There seems to be something missing. Was she a DNR? Did she refuse care at the hospital? (I am thinking she must have either refused, or had some paperwork on file). Was she terminally ill...on hospice? The hospital sent her back without further treatment for SOME reason!

i agree, something here is missing.....

situations like this can be avoided had two implementations been in place. 1) is the involvement of the responsible party aware of the whole event in a timely manner?

from the results of the responsible party being aware, was there a care plan in place?

it does not take a rocket scientist to plan care, just do it upon a change in condition. most importantly, the ultimate decision is the responsible party.

deviate from scope of practice, state and federal regs, and/or facility policy = liability issues... i know how it feels when the lines starts to go thin, keep yourself within the lines and you'll be safe.

Specializes in Geriatrics.

I never worked the wing the patient was on, but she was on my wing upon initial admission for about a week. I don't think back then that she was a DNR, but that very well could've changed. My hubby seems to think that when the night shift nurse initially assessed her, they weren't maybe thinking the emesis was blood...because she had just eaten a candy bar. That is the only thing we can come up with. I work this weekend, filling in for someone, and I'll quietly ask around and then let you all know.

Blessings, Michelle

Meesh, you need to stop trying to figure this one out.
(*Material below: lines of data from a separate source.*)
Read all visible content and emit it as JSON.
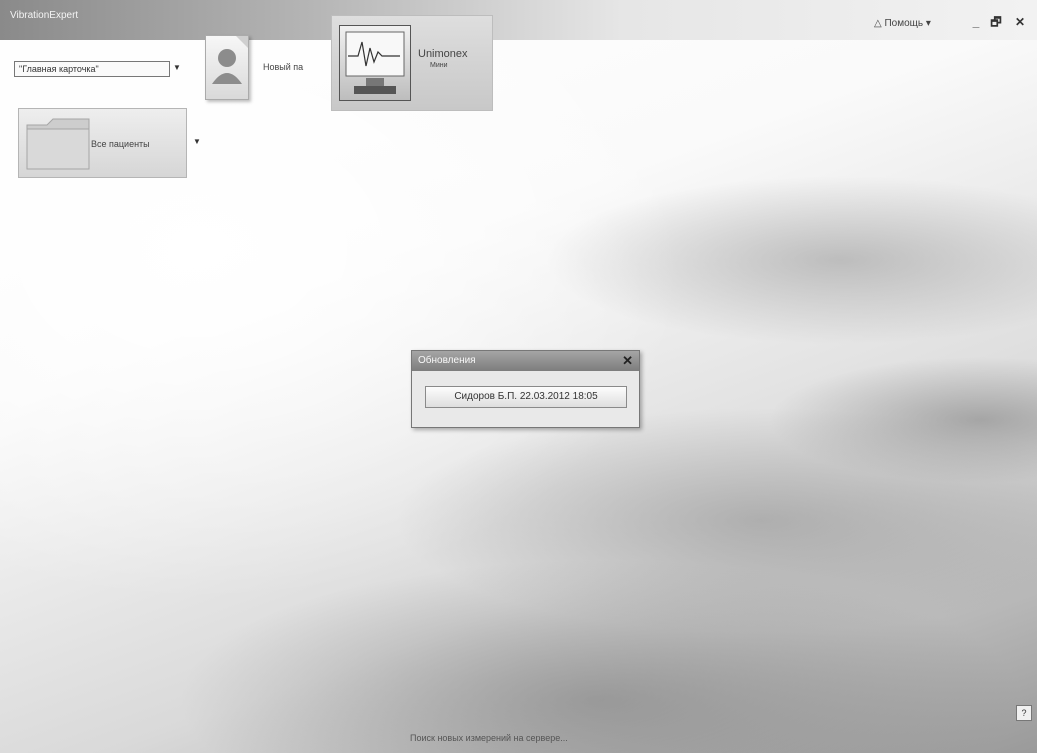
{
  "window": {
    "title": "VibrationExpert",
    "help_label": "Помощь",
    "minimize_glyph": "_",
    "restore_glyph": "🗗",
    "close_glyph": "✕"
  },
  "toolbar": {
    "card_dropdown_value": "\"Главная карточка\"",
    "new_patient_label": "Новый па",
    "unimonex_title": "Unimonex",
    "unimonex_subtitle": "Мини",
    "all_patients_label": "Все пациенты"
  },
  "dialog": {
    "title": "Обновления",
    "close_glyph": "✕",
    "item_label": "Сидоров Б.П. 22.03.2012 18:05"
  },
  "status": {
    "text": "Поиск новых измерений на сервере..."
  },
  "corner": {
    "glyph": "?"
  },
  "icons": {
    "dropdown": "chevron-down-icon",
    "patient": "user-icon",
    "monitor": "monitor-icon",
    "folder": "folder-icon"
  }
}
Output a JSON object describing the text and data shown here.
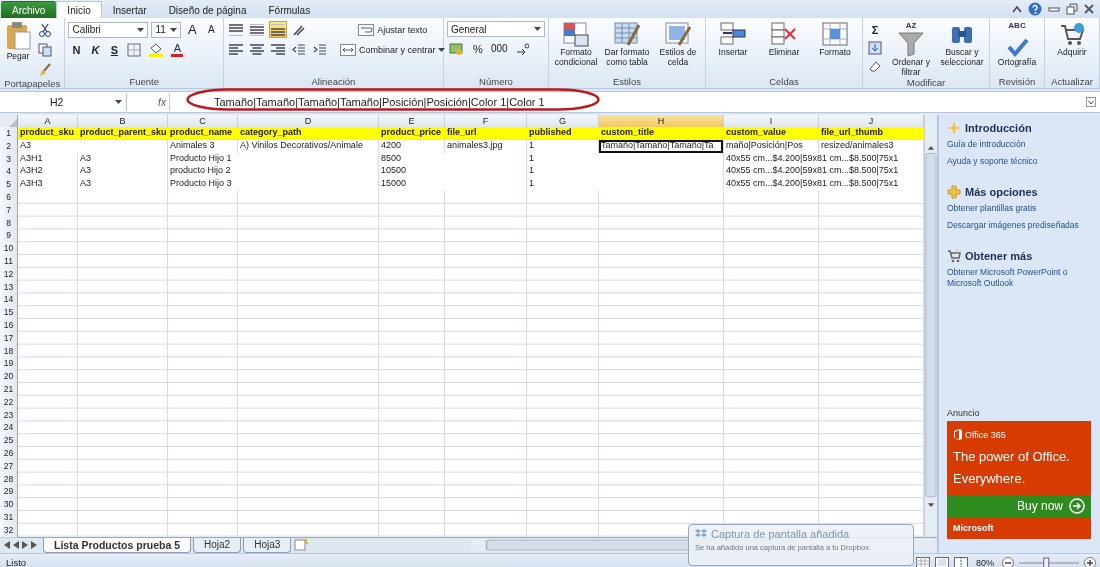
{
  "ribbon_tabs": [
    {
      "label": "Archivo",
      "kind": "file",
      "selected": false
    },
    {
      "label": "Inicio",
      "kind": "tab",
      "selected": true
    },
    {
      "label": "Insertar",
      "kind": "tab",
      "selected": false
    },
    {
      "label": "Diseño de página",
      "kind": "tab",
      "selected": false
    },
    {
      "label": "Fórmulas",
      "kind": "tab",
      "selected": false
    }
  ],
  "ribbon": {
    "clipboard": {
      "label": "Portapapeles",
      "paste": "Pegar"
    },
    "font": {
      "label": "Fuente",
      "name": "Calibri",
      "size": "11",
      "grow": "A",
      "shrink": "A",
      "bold": "N",
      "italic": "K",
      "underline": "S",
      "color_letter": "A"
    },
    "alignment": {
      "label": "Alineación",
      "buttons": [
        {
          "kind": "top",
          "selected": false
        },
        {
          "kind": "middle",
          "selected": false
        },
        {
          "kind": "bottom",
          "selected": true
        },
        {
          "kind": "left",
          "selected": false
        },
        {
          "kind": "center",
          "selected": false
        },
        {
          "kind": "right",
          "selected": false
        }
      ],
      "wrap_text": "Ajustar texto",
      "merge": "Combinar y centrar"
    },
    "number": {
      "label": "Número",
      "format": "General",
      "percent": "%",
      "thousands": "000"
    },
    "groups": [
      {
        "label": "Estilos",
        "buttons": [
          {
            "label": "Formato condicional",
            "kind": "conditional"
          },
          {
            "label": "Dar formato como tabla",
            "kind": "table"
          },
          {
            "label": "Estilos de celda",
            "kind": "cellstyle"
          }
        ]
      },
      {
        "label": "Celdas",
        "buttons": [
          {
            "label": "Insertar",
            "kind": "insert"
          },
          {
            "label": "Eliminar",
            "kind": "delete"
          },
          {
            "label": "Formato",
            "kind": "format"
          }
        ]
      },
      {
        "label": "Modificar",
        "sum": "Σ",
        "buttons": [
          {
            "label": "Ordenar y filtrar",
            "kind": "sort",
            "icon_text": "AZ"
          },
          {
            "label": "Buscar y seleccionar",
            "kind": "find"
          }
        ]
      },
      {
        "label": "Revisión",
        "buttons": [
          {
            "label": "Ortografía",
            "kind": "spell",
            "icon_text": "ABC"
          }
        ]
      },
      {
        "label": "Actualizar",
        "buttons": [
          {
            "label": "Adquirir",
            "kind": "cart"
          }
        ]
      }
    ]
  },
  "formula_bar": {
    "name_box": "H2",
    "function_label": "fx",
    "formula": "Tamaño|Tamaño|Tamaño|Tamaño|Posición|Posición|Color 1|Color 1"
  },
  "grid": {
    "columns": [
      {
        "letter": "A",
        "selected": false
      },
      {
        "letter": "B",
        "selected": false
      },
      {
        "letter": "C",
        "selected": false
      },
      {
        "letter": "D",
        "selected": false
      },
      {
        "letter": "E",
        "selected": false
      },
      {
        "letter": "F",
        "selected": false
      },
      {
        "letter": "G",
        "selected": false
      },
      {
        "letter": "H",
        "selected": true
      },
      {
        "letter": "I",
        "selected": false
      },
      {
        "letter": "J",
        "selected": false
      }
    ],
    "rows": [
      {
        "number": "1",
        "highlighted": true,
        "cells": {
          "A": {
            "text": "product_sku",
            "active": false
          },
          "B": {
            "text": "product_parent_sku",
            "active": false
          },
          "C": {
            "text": "product_name",
            "active": false
          },
          "D": {
            "text": "category_path",
            "active": false
          },
          "E": {
            "text": "product_price",
            "active": false
          },
          "F": {
            "text": "file_url",
            "active": false
          },
          "G": {
            "text": "published",
            "active": false
          },
          "H": {
            "text": "custom_title",
            "active": false
          },
          "I": {
            "text": "custom_value",
            "active": false
          },
          "J": {
            "text": "file_url_thumb",
            "active": false
          }
        }
      },
      {
        "number": "2",
        "highlighted": false,
        "cells": {
          "A": {
            "text": "A3",
            "active": false
          },
          "C": {
            "text": "Animales 3",
            "active": false
          },
          "D": {
            "text": "A) Vinilos Decorativos/Animale",
            "active": false
          },
          "E": {
            "text": "4200",
            "active": false
          },
          "F": {
            "text": "animales3.jpg",
            "active": false
          },
          "G": {
            "text": "1",
            "active": false
          },
          "H": {
            "text": "Tamaño|Tamaño|Tamaño|Ta",
            "active": true
          },
          "I": {
            "text": "maño|Posición|Pos",
            "active": false
          },
          "J": {
            "text": "resized/animales3",
            "active": false
          }
        }
      },
      {
        "number": "3",
        "highlighted": false,
        "cells": {
          "A": {
            "text": "A3H1",
            "active": false
          },
          "B": {
            "text": "A3",
            "active": false
          },
          "C": {
            "text": "Producto Hijo 1",
            "active": false
          },
          "E": {
            "text": "8500",
            "active": false
          },
          "G": {
            "text": "1",
            "active": false
          },
          "I": {
            "text": "40x55 cm...$4.200|59x81 cm...$8.500|75x1",
            "active": false
          }
        }
      },
      {
        "number": "4",
        "highlighted": false,
        "cells": {
          "A": {
            "text": "A3H2",
            "active": false
          },
          "B": {
            "text": "A3",
            "active": false
          },
          "C": {
            "text": "producto Hijo 2",
            "active": false
          },
          "E": {
            "text": "10500",
            "active": false
          },
          "G": {
            "text": "1",
            "active": false
          },
          "I": {
            "text": "40x55 cm...$4.200|59x81 cm...$8.500|75x1",
            "active": false
          }
        }
      },
      {
        "number": "5",
        "highlighted": false,
        "cells": {
          "A": {
            "text": "A3H3",
            "active": false
          },
          "B": {
            "text": "A3",
            "active": false
          },
          "C": {
            "text": "Producto Hijo 3",
            "active": false
          },
          "E": {
            "text": "15000",
            "active": false
          },
          "G": {
            "text": "1",
            "active": false
          },
          "I": {
            "text": "40x55 cm...$4.200|59x81 cm...$8.500|75x1",
            "active": false
          }
        }
      },
      {
        "number": "6",
        "highlighted": false
      },
      {
        "number": "7",
        "highlighted": false
      },
      {
        "number": "8",
        "highlighted": false
      },
      {
        "number": "9",
        "highlighted": false
      },
      {
        "number": "10",
        "highlighted": false
      },
      {
        "number": "11",
        "highlighted": false
      },
      {
        "number": "12",
        "highlighted": false
      },
      {
        "number": "13",
        "highlighted": false
      },
      {
        "number": "14",
        "highlighted": false
      },
      {
        "number": "15",
        "highlighted": false
      },
      {
        "number": "16",
        "highlighted": false
      },
      {
        "number": "17",
        "highlighted": false
      },
      {
        "number": "18",
        "highlighted": false
      },
      {
        "number": "19",
        "highlighted": false
      },
      {
        "number": "20",
        "highlighted": false
      },
      {
        "number": "21",
        "highlighted": false
      },
      {
        "number": "22",
        "highlighted": false
      },
      {
        "number": "23",
        "highlighted": false
      },
      {
        "number": "24",
        "highlighted": false
      },
      {
        "number": "25",
        "highlighted": false
      },
      {
        "number": "26",
        "highlighted": false
      },
      {
        "number": "27",
        "highlighted": false
      },
      {
        "number": "28",
        "highlighted": false
      },
      {
        "number": "29",
        "highlighted": false
      },
      {
        "number": "30",
        "highlighted": false
      },
      {
        "number": "31",
        "highlighted": false
      },
      {
        "number": "32",
        "highlighted": false
      }
    ]
  },
  "sheet_tabs": [
    {
      "label": "Lista Productos prueba 5",
      "selected": true
    },
    {
      "label": "Hoja2",
      "selected": false
    },
    {
      "label": "Hoja3",
      "selected": false
    }
  ],
  "task_pane": {
    "sections": [
      {
        "title": "Introducción",
        "kind": "sparkle",
        "links": [
          "Guía de introducción",
          "Ayuda y soporte técnico"
        ]
      },
      {
        "title": "Más opciones",
        "kind": "plus",
        "links": [
          "Obtener plantillas gratis",
          "Descargar imágenes prediseñadas"
        ]
      },
      {
        "title": "Obtener más",
        "kind": "cart",
        "links": [
          "Obtener Microsoft PowerPoint o Microsoft Outlook"
        ]
      }
    ],
    "ad": {
      "label": "Anuncio",
      "brand": "Office 365",
      "headline": "The power of Office. Everywhere.",
      "button": "Buy now",
      "footer": "Microsoft"
    }
  },
  "status_bar": {
    "text": "Listo",
    "zoom": "80%",
    "slider": {
      "level": 0.45
    }
  },
  "notification": {
    "title": "Captura de pantalla añadida",
    "message": "Se ha añadido una captura de pantalla a tu Dropbox."
  }
}
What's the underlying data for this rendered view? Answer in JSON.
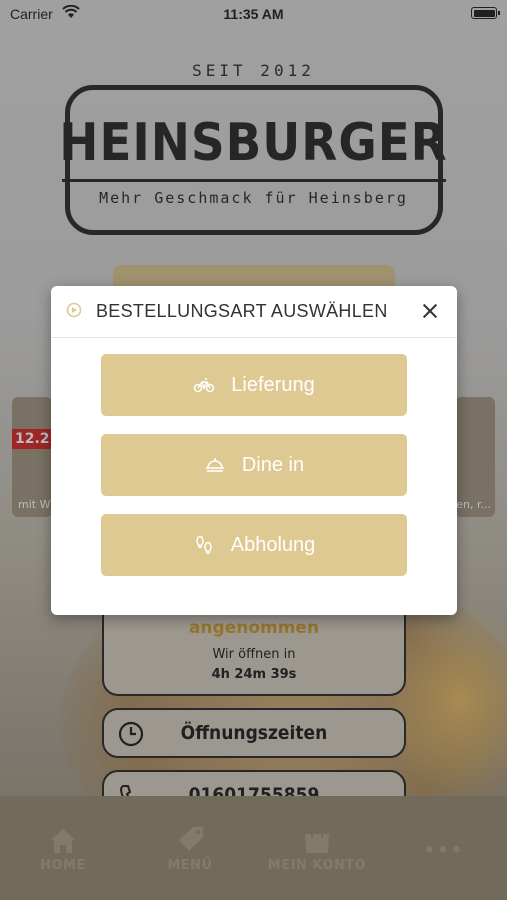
{
  "status_bar": {
    "carrier": "Carrier",
    "time": "11:35 AM"
  },
  "logo": {
    "since": "SEIT 2012",
    "name": "HEINSBURGER",
    "tagline": "Mehr Geschmack für Heinsberg"
  },
  "background": {
    "left_card": {
      "price": "12.2",
      "text": "mit W"
    },
    "right_card": {
      "text": "en, r..."
    },
    "status": {
      "accepted": "angenommen",
      "opens_label": "Wir öffnen in",
      "countdown": "4h  24m  39s"
    },
    "hours_label": "Öffnungszeiten",
    "phone": "01601755859"
  },
  "tabbar": {
    "items": [
      {
        "label": "HOME",
        "icon": "home-icon"
      },
      {
        "label": "MENÜ",
        "icon": "tag-icon"
      },
      {
        "label": "MEIN KONTO",
        "icon": "bag-icon"
      },
      {
        "label": "•••",
        "icon": "more-icon"
      }
    ]
  },
  "modal": {
    "title": "BESTELLUNGSART AUSWÄHLEN",
    "options": [
      {
        "label": "Lieferung",
        "icon": "bicycle-icon"
      },
      {
        "label": "Dine in",
        "icon": "dish-icon"
      },
      {
        "label": "Abholung",
        "icon": "footsteps-icon"
      }
    ]
  },
  "colors": {
    "accent": "#dfc993",
    "status_text": "#c79524",
    "tabbar": "#8f846c"
  }
}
You don't have the whole story nor will you unless you were there. It's just going to fuel gossip.

Specializes in Telemetry.

You description of events sounds excatly like what I would have done. I mean really what else can you do?! You assess, if a problem shows up you assess again and call the doctor, from there it seems to me that it is the doctor's choice as to what needs to be done and as long as you cover your self with your charting then that is all you can do.

It sounds like the place you work for is using these two nurses as a scapegoat for the doctor making the wrong call. The family is probably upset and the facility wants to appear to be taking action for the family's sake.

This is the reason that I don't do anymore than I have to for my job. I've seen to many good people screwed over because the healthcare industry is to 'the customer is always right' oriented these days. I have no disolusions that my facility won't put my head on a stake if it gets them out of a bad situation no matter how good of a nurse I am.

Specializes in PICU, NICU, L&D, Public Health, Hospice.

Clearly the info you have and have shared with us does not seem to warrant termination...but what you have shared is not the whole story.

Unfortunately, there is quite a bit of reactionary and sometimes outright horrible management practice in LTC as reflected in a number of threads in allnurses. If this is true in your facility you will want to be very careful going forward in investigating this issue...you too could be gone.

Have to agreee with all of the above posters. Do you have a heme tester at the facility? Could be a very simple way to figure out if it was blood or not.

Did they properly document all that they assessed and what actions they took?

Again...prob more to the story than we/ you know.

As long as you are doing your job...no needs to worry.

Specializes in Hospice.

I'd also like to point out that DNR is not the same thing as comfort measures only. MDs seldom order comfort only unless the patient is officially on hospice or the family has directed this - ie refused work-up or treatment that they considered too invasive or not likely to improve the quality of the resident's life.

Another point: coffee ground emesis is usually indicative of a slow bleed. It's perfectly reasonable, especially with no guaiac testing available, to watch and wait and see where it's going. IMHO, the doc did not goof.

Personally, I tend to question whether there's some other agenda at work, perhaps a knee-jerk response on the part of admin. to the death of a resident so soon after an ED trip ... perhaps there are other clinical issues with the facility that makes them feel they need to create pretty paperwork with this kind of overkill.